Guardatelo bene e attenzione a non scivolare sulla buccia di banana del paragone con altri titoli: per analogia altri film o libri potrebbero giustificare questo racconto perché simile, forse già visto, forse già sentito. Attenzione a non ridimensionare l’aggrovigliata trama del vissuto umano solo perché recursiva, solo perché risultato di un differente sforzo produttivo. Non è Io capitano di Garrone o Flee di Jonas Poher Rasmussen di cui forse è complementare per i risvolti politici, gli intrecci culturali che si riflettono nella complessità di un territorio che è sempre specchio e schermo di una drammatica scena umana. Basta prendere la scena della seconda gara vinta da Samia di cui non vediamo altro che uno stadio e alcune figure che si stagliano davanti ai suoi occhi come corpi imponenti. Oppure basterebbe fermarsi a rileggere le sequenze dedicato al viaggio che culmina prima a Tripoli e poi nel Mediterraneo: qui c’è tutta la dimensione autentica e genuina di questo film così denso di emozioni e privo di spettacolarizzazione gratuita. Peraltro, questo titolo che sta girando e conquistando il mondo con il potentissimo titolo nominale Samia (ma che avrebbe dovuto intitolarsi Little dreamers), presentato a Tribeca (Menzione speciale della giuria) e a Monaco (dove si è aggiudicato il premio del pubblico) che ricorda il valore particolare di una trama universale, esplora la sostanza dei sogni, delle grandi ambizioni, di una virtù profonda come la speranza che pone tutti gli esseri umani alla stessa altezza del cielo, in attesa di un nuovo mondo, di un orizzonte, di una salvezza. Il film termina sulle note e sulle parole di una dolcissima canzone cantata da Hodan la sorella di Samia Yusuf Omar: una poesia che abbraccia una vasta e complessa gamma di affetti capace di tradurre una relazione fondata su un amore invincibile, tenace e più forte della morte.
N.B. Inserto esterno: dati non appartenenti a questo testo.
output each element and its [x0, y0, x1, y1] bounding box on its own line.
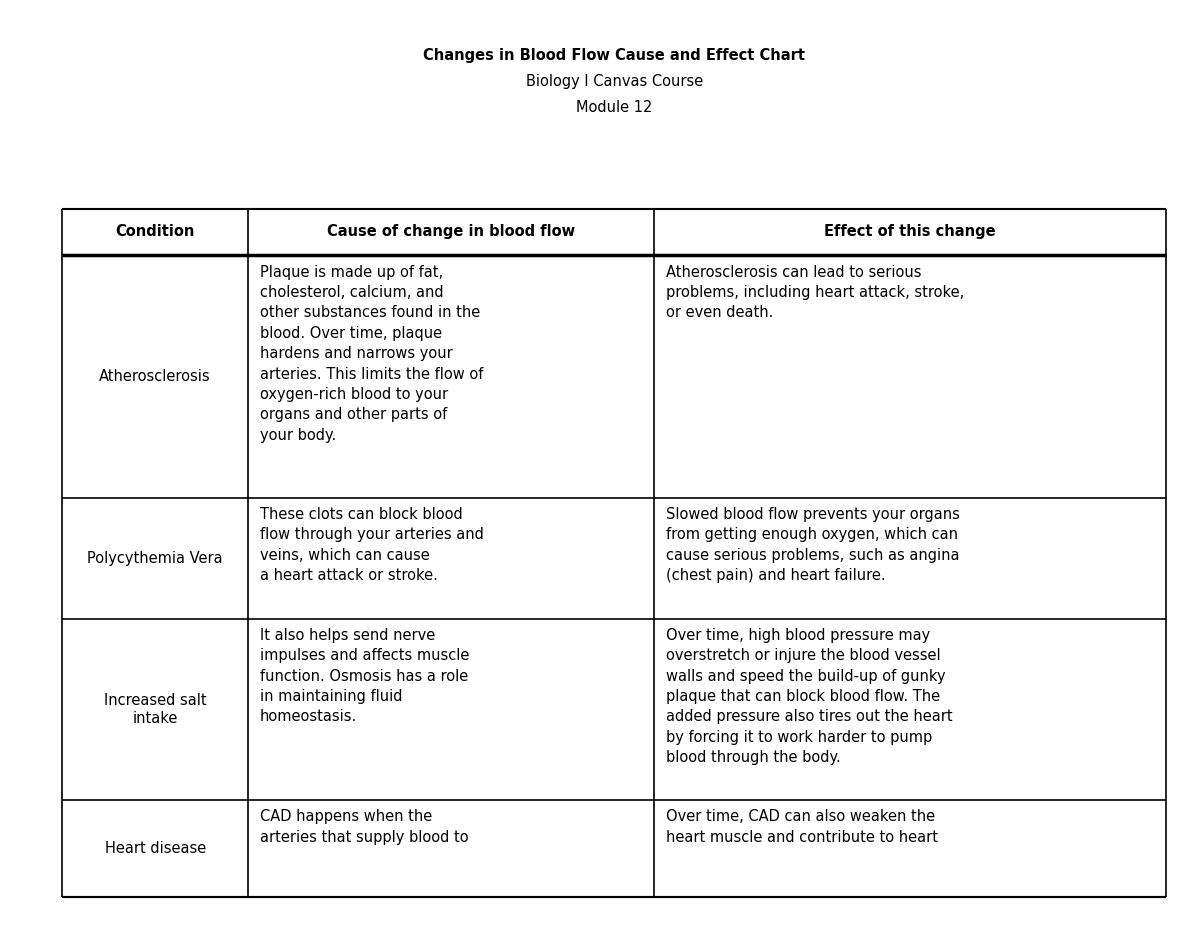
Text: Over time, CAD can also weaken the
heart muscle and contribute to heart: Over time, CAD can also weaken the heart…	[666, 809, 938, 844]
Text: Plaque is made up of fat,
cholesterol, calcium, and
other substances found in th: Plaque is made up of fat, cholesterol, c…	[260, 265, 484, 443]
Text: Atherosclerosis: Atherosclerosis	[100, 369, 211, 384]
Text: Slowed blood flow prevents your organs
from getting enough oxygen, which can
cau: Slowed blood flow prevents your organs f…	[666, 507, 960, 583]
Text: CAD happens when the
arteries that supply blood to: CAD happens when the arteries that suppl…	[260, 809, 468, 844]
Text: Heart disease: Heart disease	[104, 842, 205, 857]
Text: Condition: Condition	[115, 224, 194, 239]
Text: Polycythemia Vera: Polycythemia Vera	[88, 551, 223, 565]
Text: Increased salt
intake: Increased salt intake	[104, 693, 206, 726]
Text: Cause of change in blood flow: Cause of change in blood flow	[326, 224, 575, 239]
Text: It also helps send nerve
impulses and affects muscle
function. Osmosis has a rol: It also helps send nerve impulses and af…	[260, 628, 469, 725]
Text: Atherosclerosis can lead to serious
problems, including heart attack, stroke,
or: Atherosclerosis can lead to serious prob…	[666, 265, 965, 321]
Text: Changes in Blood Flow Cause and Effect Chart: Changes in Blood Flow Cause and Effect C…	[424, 48, 805, 63]
Text: These clots can block blood
flow through your arteries and
veins, which can caus: These clots can block blood flow through…	[260, 507, 484, 583]
Text: Effect of this change: Effect of this change	[824, 224, 996, 239]
Text: Biology I Canvas Course: Biology I Canvas Course	[526, 74, 703, 89]
Text: Module 12: Module 12	[576, 100, 653, 115]
Text: Over time, high blood pressure may
overstretch or injure the blood vessel
walls : Over time, high blood pressure may overs…	[666, 628, 953, 766]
Inoltre, pur lavorando in sottrazione e rinunciando agli effetti di qualsiasi spettacolarizzazione, tanto nella rappresentazione del dolore quanto in quella del gesto atletico, inevitabilmente si tratta di un film che fa emergere riflessioni sul rapporto tra diritti civili, libertà, emancipazione ed espressione sportiva come, in tempi recenti ha saputo fare anche un titolo come Tatami di Zar Amir Ebrahimi e il regista Guy Nattiv, per analogia, titolo efficace per comprendere direzione e senso del film di Şamdereli e Osman.